Morgan Spurlock has a gift for creating movies that, like his signature piece SuperSize Me, offer a provocative “hook,” entertain an audience, and still manage to address serious subject matter. Like Michael Moore, he plays an integral role in his films, although his everyman persona is more benign than Moore’s—and therefore, more deceptive. The bemused smile on his face may fool some people into believing he doesn’t have a strong point of view, but he does: like the man from Michigan, Spurlock is a muckraker.
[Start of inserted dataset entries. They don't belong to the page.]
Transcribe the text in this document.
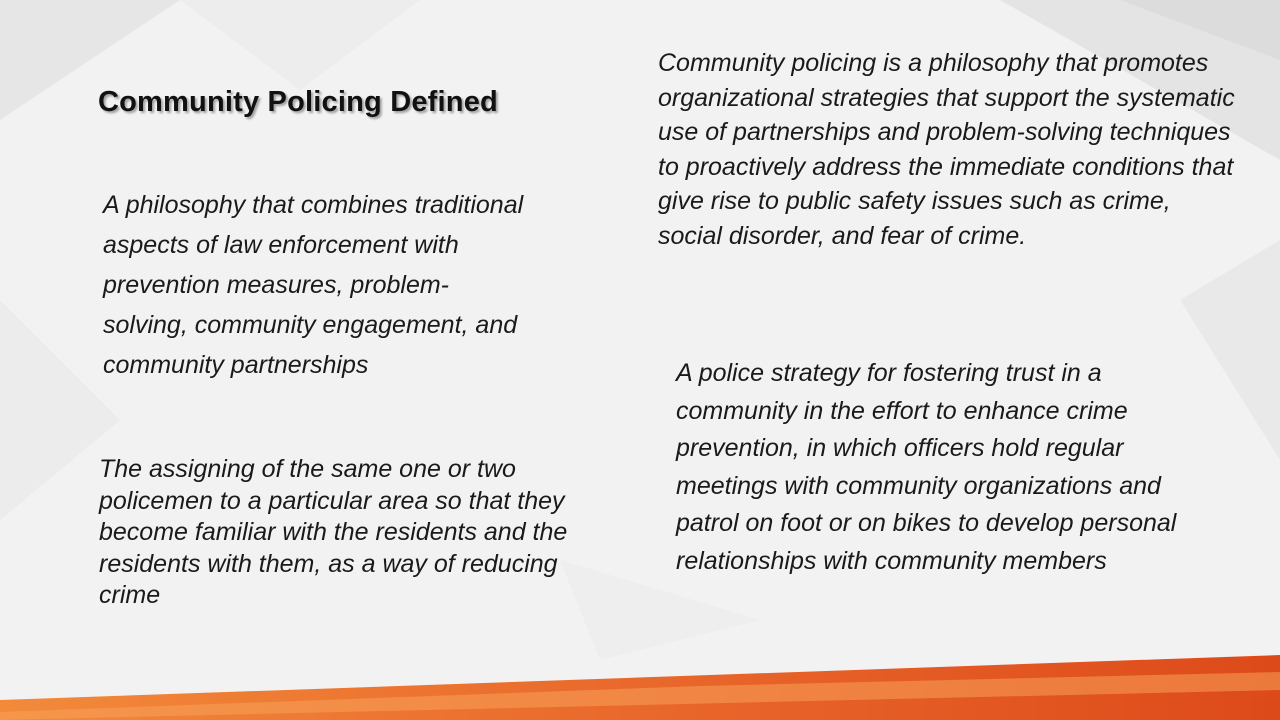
Community Policing Defined

A philosophy that combines traditional aspects of law enforcement with prevention measures, problem-solving, community engagement, and community partnerships

The assigning of the same one or two policemen to a particular area so that they become familiar with the residents and the residents with them, as a way of reducing crime

Community policing is a philosophy that promotes organizational strategies that support the systematic use of partnerships and problem-solving techniques to proactively address the immediate conditions that give rise to public safety issues such as crime, social disorder, and fear of crime.

A police strategy for fostering trust in a community in the effort to enhance crime prevention, in which officers hold regular meetings with community organizations and patrol on foot or on bikes to develop personal relationships with community members
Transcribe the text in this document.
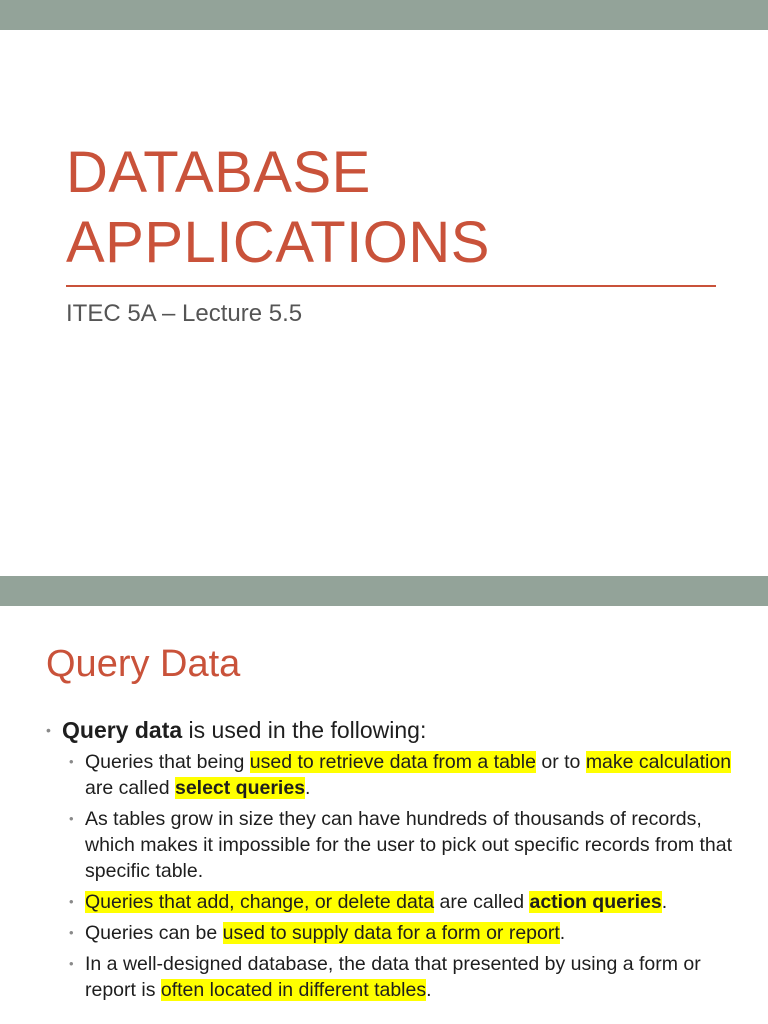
DATABASE
APPLICATIONS
ITEC 5A – Lecture 5.5
Query Data
• Query data is used in the following:
• Queries that being used to retrieve data from a table or to make calculation are called select queries.
• As tables grow in size they can have hundreds of thousands of records, which makes it impossible for the user to pick out specific records from that specific table.
• Queries that add, change, or delete data are called action queries.
• Queries can be used to supply data for a form or report.
• In a well-designed database, the data that presented by using a form or report is often located in different tables.
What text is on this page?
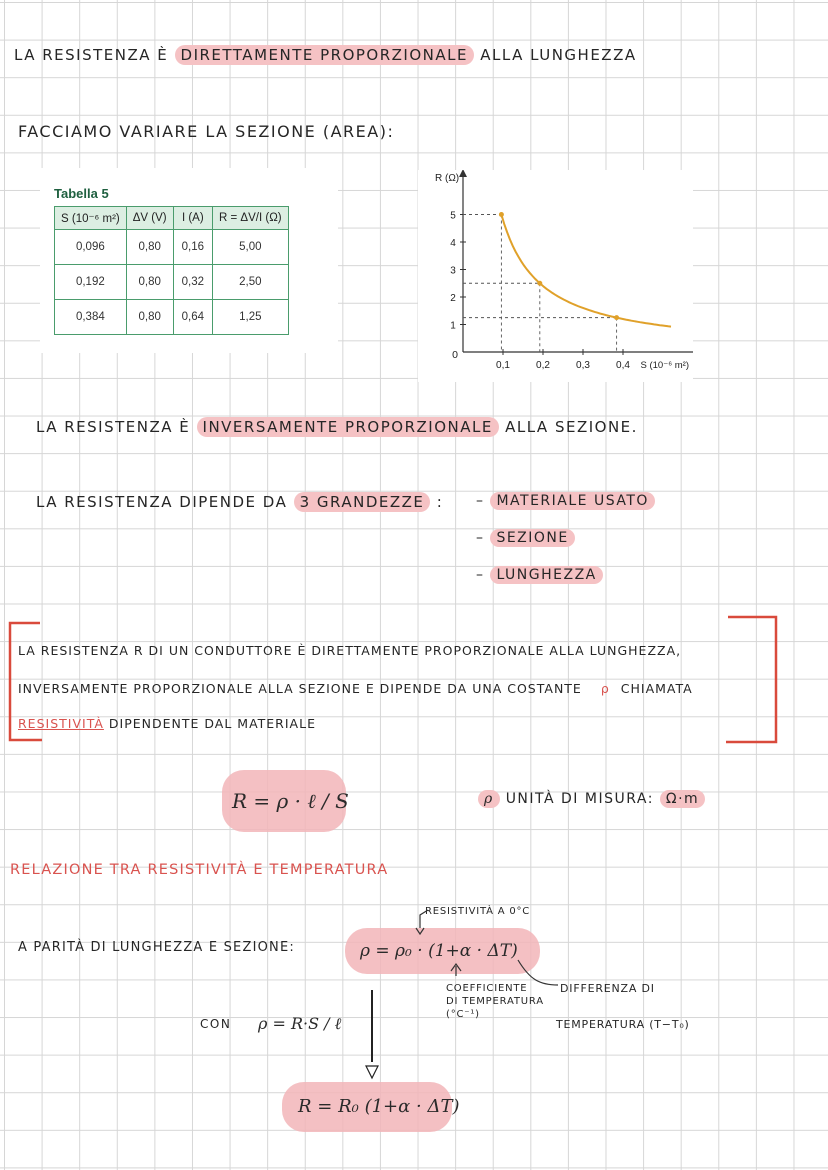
LA RESISTENZA È DIRETTAMENTE PROPORZIONALE ALLA LUNGHEZZA
FACCIAMO VARIARE LA SEZIONE (AREA):
Tabella 5
S (10⁻⁶ m²)	ΔV (V)	I (A)	R = ΔV/I (Ω)
0,096	0,80	0,16	5,00
0,192	0,80	0,32	2,50
0,384	0,80	0,64	1,25
R (Ω)
S (10⁻⁶ m²)
0
1
2
3
4
5
0,1	0,2	0,3	0,4
LA RESISTENZA È INVERSAMENTE PROPORZIONALE ALLA SEZIONE.
LA RESISTENZA DIPENDE DA 3 GRANDEZZE : – MATERIALE USATO
– SEZIONE
– LUNGHEZZA
LA RESISTENZA R DI UN CONDUTTORE È DIRETTAMENTE PROPORZIONALE ALLA LUNGHEZZA,
INVERSAMENTE PROPORZIONALE ALLA SEZIONE E DIPENDE DA UNA COSTANTE ρ CHIAMATA
RESISTIVITÀ DIPENDENTE DAL MATERIALE
R = ρ · ℓ / S	ρ UNITÀ DI MISURA: Ω·m
RELAZIONE TRA RESISTIVITÀ E TEMPERATURA
A PARITÀ DI LUNGHEZZA E SEZIONE:	ρ = ρ₀ · (1+α · ΔT)
RESISTIVITÀ A 0°C
COEFFICIENTE
DI TEMPERATURA
(°C⁻¹)
DIFFERENZA DI
TEMPERATURA (T−T₀)
CON ρ = R·S / ℓ
R = R₀ (1+α · ΔT)
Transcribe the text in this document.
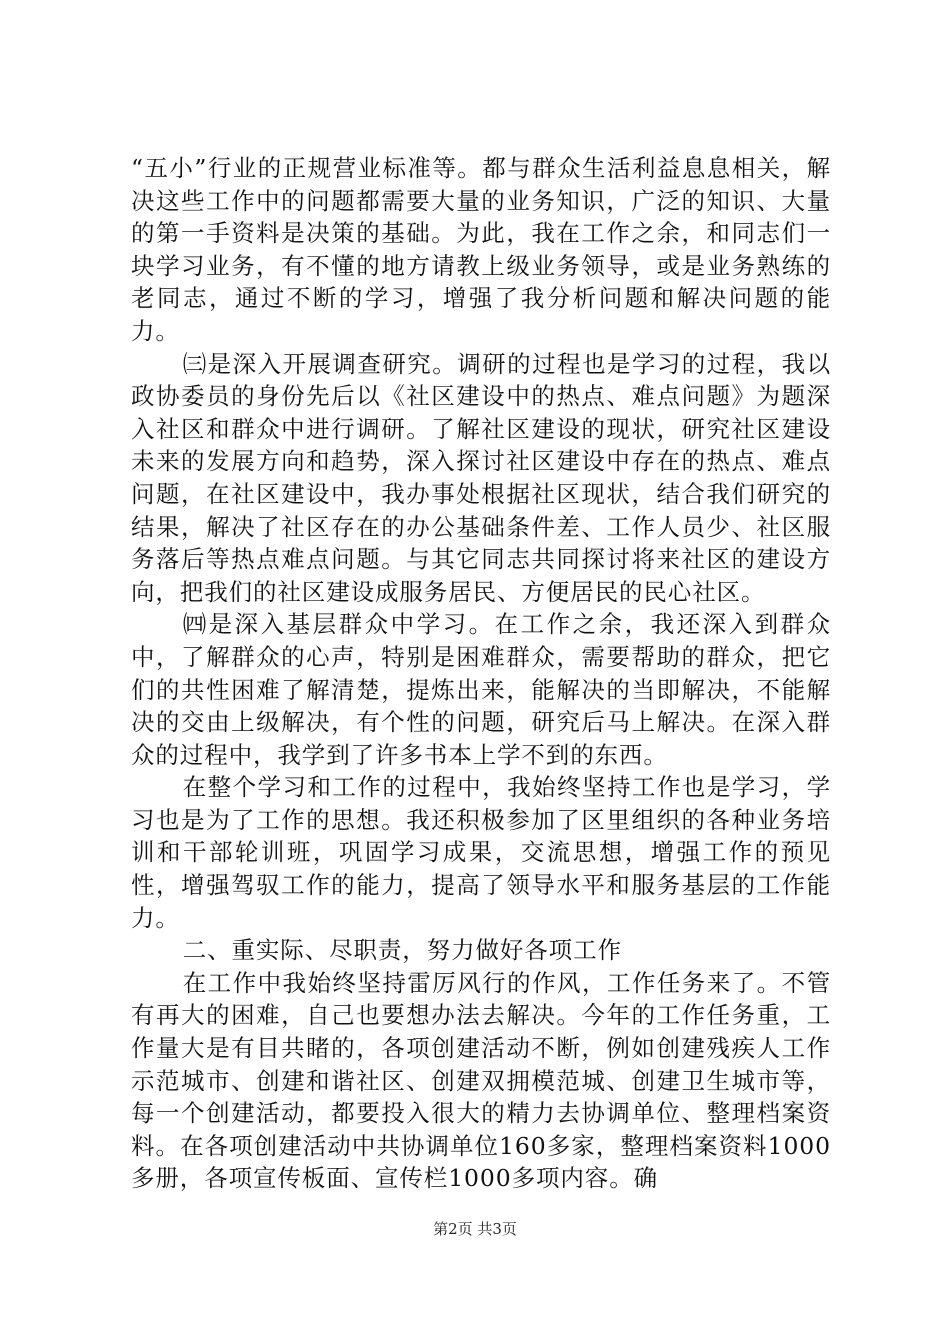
“五小”行业的正规营业标准等。都与群众生活利益息息相关，解决这些工作中的问题都需要大量的业务知识，广泛的知识、大量的第一手资料是决策的基础。为此，我在工作之余，和同志们一块学习业务，有不懂的地方请教上级业务领导，或是业务熟练的老同志，通过不断的学习，增强了我分析问题和解决问题的能力。

㈢是深入开展调查研究。调研的过程也是学习的过程，我以政协委员的身份先后以《社区建设中的热点、难点问题》为题深入社区和群众中进行调研。了解社区建设的现状，研究社区建设未来的发展方向和趋势，深入探讨社区建设中存在的热点、难点问题，在社区建设中，我办事处根据社区现状，结合我们研究的结果，解决了社区存在的办公基础条件差、工作人员少、社区服务落后等热点难点问题。与其它同志共同探讨将来社区的建设方向，把我们的社区建设成服务居民、方便居民的民心社区。

㈣是深入基层群众中学习。在工作之余，我还深入到群众中，了解群众的心声，特别是困难群众，需要帮助的群众，把它们的共性困难了解清楚，提炼出来，能解决的当即解决，不能解决的交由上级解决，有个性的问题，研究后马上解决。在深入群众的过程中，我学到了许多书本上学不到的东西。

在整个学习和工作的过程中，我始终坚持工作也是学习，学习也是为了工作的思想。我还积极参加了区里组织的各种业务培训和干部轮训班，巩固学习成果，交流思想，增强工作的预见性，增强驾驭工作的能力，提高了领导水平和服务基层的工作能力。

二、重实际、尽职责，努力做好各项工作

在工作中我始终坚持雷厉风行的作风，工作任务来了。不管有再大的困难，自己也要想办法去解决。今年的工作任务重，工作量大是有目共睹的，各项创建活动不断，例如创建残疾人工作示范城市、创建和谐社区、创建双拥模范城、创建卫生城市等，每一个创建活动，都要投入很大的精力去协调单位、整理档案资料。在各项创建活动中共协调单位160多家，整理档案资料1000多册，各项宣传板面、宣传栏1000多项内容。确

第2页 共3页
All of that serves him—and us—quite well in The Greatest Movie Ever Sold. His goal is to explore the effect of ubiquitous advertising in our lives, and his focal point is the practice of—
—product placement in movies and television shows. By revealing the process, as he goes about trying to recruit corporate “partners” to fund his project, and making that the movie’s hook, he manages to put a lighthearted face on a dead-serious issue.
Spurlock also allows us to think for ourselves. When he takes us inside a high-level meeting with a potential sponsor he doesn’t paint the executives in a negative or positive light: we can decide that on our own. When he inserts actual commercials for participating products, he doesn’t comment on them, either. It’s up to us to determine if they undermine or underscore his point.
To me, the most striking passage in the movie is a visit to Sao Paolo, Brazil, where outdoor advertising has been banned. There are no billboards, no ads on the sides of buildings, nothing on buses or taxis. The mayor refers to such clutter as “visual pollution.” (On this point I couldn’t agree more, and I live at the epicenter of visual pollution: Los Angeles, where every conceivable open space is up for sale.)
Spurlock’s philosophy is simple: he believes that if you’re laughing, you’re receptive to learning. This movie made me laugh out loud. I recommend it wholeheartedly, as entertainment and as food for thought.